Другой необыкновенный случай рассказывали батюшке очевидцы. Это уже происходило не в замке Грипсгольме, а в Стокгольме, в королевском дворце. 15-го марта 1792 года, брат короля Густава ІІІ-го, герцог Зюдерманландский пошел в кабинет или библиотеку короля отдохнуть после обеда и забыл там свой шарф. Вечером, когда была пора отправиться в маскарад, он вспомнил про шарф и послал пажа или камердинера за ним в кабинет. По прошествии некоторого времени тот воротился, говоря, что никак не мог войти в комнату: замок у двери, должно быть, испорчен; ключ в замке, а повернуть никак нельзя. Герцог сам пошел, и только тронул дверь, она отворилась; но он отскочил, ибо перед его глазами лежала на диване фигура мужская — вся в крови, которая текла из свежей раны. Лица не видать было; но ему казалось, что это или он сам, или король. Оправившись от первого впечатления, он подошел к дивану; но видение уже исчезло. Он схватил свой шарф и поспешил в маскарад. На этом маскараде брат его, король Густав ІІІ-й, был смертельно ранен из пистолета графом Анкарстремом, и раненого принесли для первой перевязки в тот самый кабинет и положили на тот самый диван, где брат видел его образ или тень, за несколько часов перед тем.

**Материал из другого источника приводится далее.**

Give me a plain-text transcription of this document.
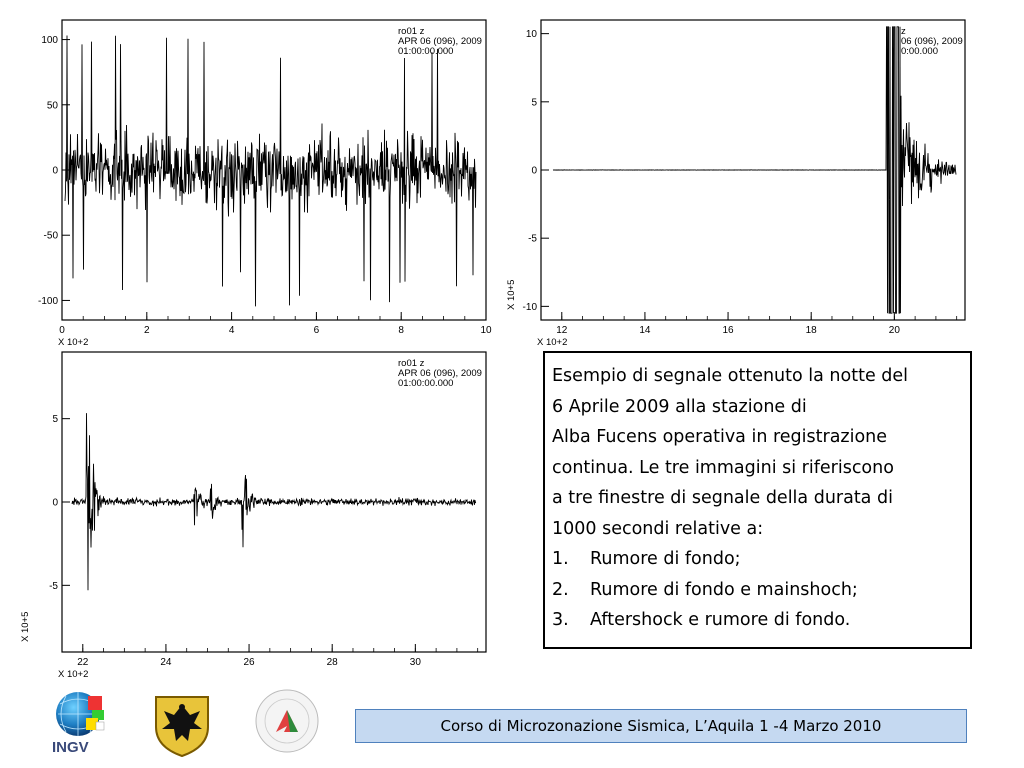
0	2	4	6	8	10
-100
-50
0
50
100
ro01 z
APR 06 (096), 2009
01:00:00.000
X 10+2
12	14	16	18	20
-10
-5
0
5
10	z
06 (096), 2009
0:00.000
X 10+2
X 10+5
22	24	26	28	30
-5
0
5
ro01 z
APR 06 (096), 2009
01:00:00.000
X 10+2
X 10+5

Esempio di segnale ottenuto la notte del

6 Aprile 2009 alla stazione di

Alba Fucens operativa in registrazione

continua. Le tre immagini si riferiscono

a tre finestre di segnale della durata di

1000 secondi relative a:

1.	Rumore di fondo;
2.	Rumore di fondo e mainshoch;
3.	Aftershock e rumore di fondo.
INGV
Corso di Microzonazione Sismica, L’Aquila 1 -4 Marzo 2010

По случаю одной подробности этого происшествия, именно той, что дверь не мог отворить камердинер, а как скоро взял ключ герцог Зюдерманландский, она легко отперлась, батюшка рассказывал, что знатоки этого дела, шведы и шотландцы, ему говорили, что всегда так бывает: явление, привидение из духовного мира дается только тому, кто назначен судьбой для принятия этой тайны, «he who is fated», а для других оно остается недосягаемо, непостижимо. Не то ли бывает и вообще в области духовной? То, что дается каким-то внутренним откровением иным избранным, — и крепость веры, и понимание прекрасного, и творческая сила поэзии, и чутье в оценке людей, — все это недоступно и непонятно дюжинным натурам, которым нужна грубая осязательность для веры, математическая точность для понимания и очевидность открытых, топорной работы, пружин, для объяснения неуловимо-тонких движений ума и сердца, составляющих собою характер, то есть особенность каждого человека. О самих привидениях, о явлении умерших и о тех пророческих видениях, о которых англичане говорят, что идущие нам на встречу, будущие происшествия бросают свою тень на землю перед собою, можно спорить и делать разные предположения; но совершенно отрицать их — точно ли благоразумно? Не все ли великое, не все ли духовное для человека необъяснимо?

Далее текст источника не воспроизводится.